PURPOSE: Despite recommended routine vaccination with meningococcal conjugate vaccine (MenACWY) at ages 11–12 years with a booster at age 16 years, national estimates indicate MenACWY uptake is lower in older adolescents than younger adolescents. This study aimed to identify factors associated with MenACWY uptake among adolescents.

METHODS: Commercial Claims and Encounters (CCAE) and Medicaid MarketScan Databases from 2011 to 2016 were retrospectively analyzed (2017) to determine receipt of ≥1 dose of MenACWY during early (10.5 through 13 years) and late (15.5 through 18 years) adolescence. Multivariable logistic regression and nonlinear decomposition analyses were used to identify factors associated with MenACWY vaccination, potential missed opportunities, and differences between age groups.

RESULT: A larger proportion of younger adolescents than older adolescents received MenACWY: CCAE, 71.7% versus 48.9% (p < .001); Medicaid, 59.3% versus 31.8% (p < .001), respectively. In multivariable models (CCAE), older adolescents were less likely than younger ones to receive MenACWY (adjusted odds ratios [95% confidence intervals]: .68 [.67, .69]) and more likely to have a potential missed opportunity (1.27 [1.25, 1.28]).
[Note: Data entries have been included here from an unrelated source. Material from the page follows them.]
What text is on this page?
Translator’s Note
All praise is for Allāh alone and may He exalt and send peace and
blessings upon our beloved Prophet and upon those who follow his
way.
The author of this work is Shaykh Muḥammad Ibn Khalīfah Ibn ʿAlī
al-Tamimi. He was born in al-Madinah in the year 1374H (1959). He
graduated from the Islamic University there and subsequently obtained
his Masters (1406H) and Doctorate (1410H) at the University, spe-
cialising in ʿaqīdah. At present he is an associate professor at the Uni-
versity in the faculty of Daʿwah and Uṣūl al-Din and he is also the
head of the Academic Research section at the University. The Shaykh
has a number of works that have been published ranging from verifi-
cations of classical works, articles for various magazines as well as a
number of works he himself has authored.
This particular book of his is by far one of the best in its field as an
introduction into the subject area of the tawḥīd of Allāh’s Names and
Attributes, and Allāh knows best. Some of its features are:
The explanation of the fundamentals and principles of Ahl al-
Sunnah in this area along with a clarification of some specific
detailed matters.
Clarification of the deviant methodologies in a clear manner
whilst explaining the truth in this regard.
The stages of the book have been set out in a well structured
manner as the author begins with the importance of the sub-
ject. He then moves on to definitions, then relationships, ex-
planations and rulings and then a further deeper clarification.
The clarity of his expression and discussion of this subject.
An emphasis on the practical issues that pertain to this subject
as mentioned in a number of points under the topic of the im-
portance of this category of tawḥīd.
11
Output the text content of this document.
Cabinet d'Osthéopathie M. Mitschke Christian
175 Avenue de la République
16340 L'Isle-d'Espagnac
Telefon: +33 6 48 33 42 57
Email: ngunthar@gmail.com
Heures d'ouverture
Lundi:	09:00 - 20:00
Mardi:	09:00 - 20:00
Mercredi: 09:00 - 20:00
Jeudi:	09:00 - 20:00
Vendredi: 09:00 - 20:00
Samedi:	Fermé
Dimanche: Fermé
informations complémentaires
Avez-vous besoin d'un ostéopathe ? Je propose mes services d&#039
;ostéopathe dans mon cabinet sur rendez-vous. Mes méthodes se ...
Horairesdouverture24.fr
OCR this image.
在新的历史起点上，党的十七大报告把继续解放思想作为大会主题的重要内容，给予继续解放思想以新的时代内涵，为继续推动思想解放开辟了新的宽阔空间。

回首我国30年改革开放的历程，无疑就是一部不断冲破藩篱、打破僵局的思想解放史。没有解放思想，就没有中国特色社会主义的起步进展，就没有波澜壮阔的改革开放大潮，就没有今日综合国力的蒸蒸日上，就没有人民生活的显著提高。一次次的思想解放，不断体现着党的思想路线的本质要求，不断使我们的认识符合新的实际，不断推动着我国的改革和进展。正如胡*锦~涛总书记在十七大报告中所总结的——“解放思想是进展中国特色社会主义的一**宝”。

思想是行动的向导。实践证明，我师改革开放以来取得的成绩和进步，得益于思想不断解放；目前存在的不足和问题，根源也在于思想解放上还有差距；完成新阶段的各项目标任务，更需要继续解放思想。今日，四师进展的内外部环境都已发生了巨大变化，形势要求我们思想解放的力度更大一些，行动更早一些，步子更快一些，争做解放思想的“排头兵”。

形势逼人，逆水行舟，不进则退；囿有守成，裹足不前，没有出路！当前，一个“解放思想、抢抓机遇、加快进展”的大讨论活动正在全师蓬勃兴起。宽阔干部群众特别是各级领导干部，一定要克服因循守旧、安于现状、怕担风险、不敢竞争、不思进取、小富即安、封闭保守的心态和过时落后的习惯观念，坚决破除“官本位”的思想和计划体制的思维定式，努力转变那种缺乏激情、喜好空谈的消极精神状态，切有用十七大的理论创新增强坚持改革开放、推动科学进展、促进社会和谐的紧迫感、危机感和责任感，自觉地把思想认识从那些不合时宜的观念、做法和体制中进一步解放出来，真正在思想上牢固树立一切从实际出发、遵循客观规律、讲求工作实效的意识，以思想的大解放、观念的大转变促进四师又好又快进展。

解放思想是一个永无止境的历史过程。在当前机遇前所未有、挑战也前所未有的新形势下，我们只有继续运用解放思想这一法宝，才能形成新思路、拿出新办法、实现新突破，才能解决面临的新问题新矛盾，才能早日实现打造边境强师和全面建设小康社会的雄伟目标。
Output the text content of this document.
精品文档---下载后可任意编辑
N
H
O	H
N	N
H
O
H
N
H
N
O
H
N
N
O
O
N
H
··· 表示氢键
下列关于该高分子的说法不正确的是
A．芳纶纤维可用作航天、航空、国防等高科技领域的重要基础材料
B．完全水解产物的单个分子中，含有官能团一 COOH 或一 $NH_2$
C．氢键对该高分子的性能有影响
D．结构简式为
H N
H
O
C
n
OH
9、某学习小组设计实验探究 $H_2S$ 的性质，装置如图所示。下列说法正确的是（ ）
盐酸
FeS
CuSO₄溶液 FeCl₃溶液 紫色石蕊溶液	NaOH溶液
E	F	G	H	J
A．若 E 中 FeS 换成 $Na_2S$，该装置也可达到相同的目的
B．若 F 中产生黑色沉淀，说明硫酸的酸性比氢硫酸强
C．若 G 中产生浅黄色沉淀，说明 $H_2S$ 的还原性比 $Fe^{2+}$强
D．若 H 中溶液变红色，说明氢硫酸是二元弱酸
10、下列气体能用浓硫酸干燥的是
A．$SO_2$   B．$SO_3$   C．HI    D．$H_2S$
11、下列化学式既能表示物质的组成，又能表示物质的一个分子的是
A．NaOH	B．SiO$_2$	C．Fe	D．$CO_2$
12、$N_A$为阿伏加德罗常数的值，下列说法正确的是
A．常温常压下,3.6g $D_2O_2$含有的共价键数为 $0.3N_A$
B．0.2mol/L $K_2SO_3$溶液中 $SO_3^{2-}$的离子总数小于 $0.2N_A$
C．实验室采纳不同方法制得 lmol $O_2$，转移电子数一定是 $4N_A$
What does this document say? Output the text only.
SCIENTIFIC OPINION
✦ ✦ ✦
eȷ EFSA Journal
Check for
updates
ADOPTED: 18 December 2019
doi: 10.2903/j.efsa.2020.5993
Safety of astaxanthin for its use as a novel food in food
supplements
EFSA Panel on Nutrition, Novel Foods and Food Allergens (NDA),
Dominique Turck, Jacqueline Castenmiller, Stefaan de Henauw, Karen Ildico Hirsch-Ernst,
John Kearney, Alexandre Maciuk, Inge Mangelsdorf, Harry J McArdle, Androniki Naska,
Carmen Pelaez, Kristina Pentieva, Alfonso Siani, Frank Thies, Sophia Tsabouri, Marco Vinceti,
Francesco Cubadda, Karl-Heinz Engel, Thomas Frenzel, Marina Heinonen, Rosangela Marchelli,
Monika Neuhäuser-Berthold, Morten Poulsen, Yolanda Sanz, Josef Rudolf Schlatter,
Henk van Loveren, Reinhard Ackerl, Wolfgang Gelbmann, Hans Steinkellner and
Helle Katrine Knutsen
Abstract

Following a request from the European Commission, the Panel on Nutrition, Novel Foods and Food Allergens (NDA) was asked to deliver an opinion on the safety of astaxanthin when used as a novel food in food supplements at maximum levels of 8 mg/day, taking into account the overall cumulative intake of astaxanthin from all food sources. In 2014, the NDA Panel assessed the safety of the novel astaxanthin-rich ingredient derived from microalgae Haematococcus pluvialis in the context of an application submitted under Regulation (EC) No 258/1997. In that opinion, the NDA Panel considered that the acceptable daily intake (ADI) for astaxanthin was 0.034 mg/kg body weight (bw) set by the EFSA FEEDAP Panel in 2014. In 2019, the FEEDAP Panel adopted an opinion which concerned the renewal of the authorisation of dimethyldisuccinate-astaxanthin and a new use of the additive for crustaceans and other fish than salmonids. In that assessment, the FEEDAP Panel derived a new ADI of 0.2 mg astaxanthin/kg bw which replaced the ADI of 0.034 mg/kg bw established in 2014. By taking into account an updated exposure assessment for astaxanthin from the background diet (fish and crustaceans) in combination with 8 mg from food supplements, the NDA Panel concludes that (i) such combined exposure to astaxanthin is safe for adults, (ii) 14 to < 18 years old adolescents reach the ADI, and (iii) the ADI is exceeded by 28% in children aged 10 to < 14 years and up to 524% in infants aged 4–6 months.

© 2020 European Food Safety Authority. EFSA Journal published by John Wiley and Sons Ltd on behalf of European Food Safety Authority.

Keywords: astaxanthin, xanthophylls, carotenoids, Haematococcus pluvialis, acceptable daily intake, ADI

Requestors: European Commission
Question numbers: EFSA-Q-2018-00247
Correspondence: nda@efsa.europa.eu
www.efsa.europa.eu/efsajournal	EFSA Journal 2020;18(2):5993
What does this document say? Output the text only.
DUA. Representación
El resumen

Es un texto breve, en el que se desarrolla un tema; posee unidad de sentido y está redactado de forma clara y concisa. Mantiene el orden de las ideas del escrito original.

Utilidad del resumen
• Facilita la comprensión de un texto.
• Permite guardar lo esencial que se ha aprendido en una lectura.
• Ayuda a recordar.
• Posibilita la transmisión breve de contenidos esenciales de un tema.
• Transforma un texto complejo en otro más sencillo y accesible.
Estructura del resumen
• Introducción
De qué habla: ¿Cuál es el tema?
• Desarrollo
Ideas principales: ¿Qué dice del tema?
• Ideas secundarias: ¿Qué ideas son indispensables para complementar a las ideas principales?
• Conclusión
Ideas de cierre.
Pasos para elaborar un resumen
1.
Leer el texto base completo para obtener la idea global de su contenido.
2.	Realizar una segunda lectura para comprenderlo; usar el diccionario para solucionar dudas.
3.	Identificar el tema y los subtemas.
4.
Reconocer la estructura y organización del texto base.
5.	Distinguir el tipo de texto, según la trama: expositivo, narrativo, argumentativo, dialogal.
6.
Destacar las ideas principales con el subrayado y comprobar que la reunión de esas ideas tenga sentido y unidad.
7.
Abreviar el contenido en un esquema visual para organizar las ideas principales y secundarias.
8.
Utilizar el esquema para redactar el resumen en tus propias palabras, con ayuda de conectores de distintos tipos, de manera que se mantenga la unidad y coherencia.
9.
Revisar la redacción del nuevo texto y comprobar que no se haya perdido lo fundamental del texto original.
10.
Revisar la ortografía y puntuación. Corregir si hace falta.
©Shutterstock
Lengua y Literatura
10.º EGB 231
Decomposition results showed lower MenACWY uptake in older adolescents is largely attributed to fewer non-MenACWY vaccines received, fewer preventive care visits, and interaction with nonpediatric healthcare providers.

DISCUSSION: Missed opportunities and infrequent preventive care encounters contribute to lack of vaccination in younger and older adolescents. However, the disparity in uptake between the two age groups was largely attributable to differences in healthcare utilization, suggesting a need for unique strategies to increase uptake among older adolescents, such as solidifying a vaccination platform for ages 16–18 years through encouragement of annual preventive care visits.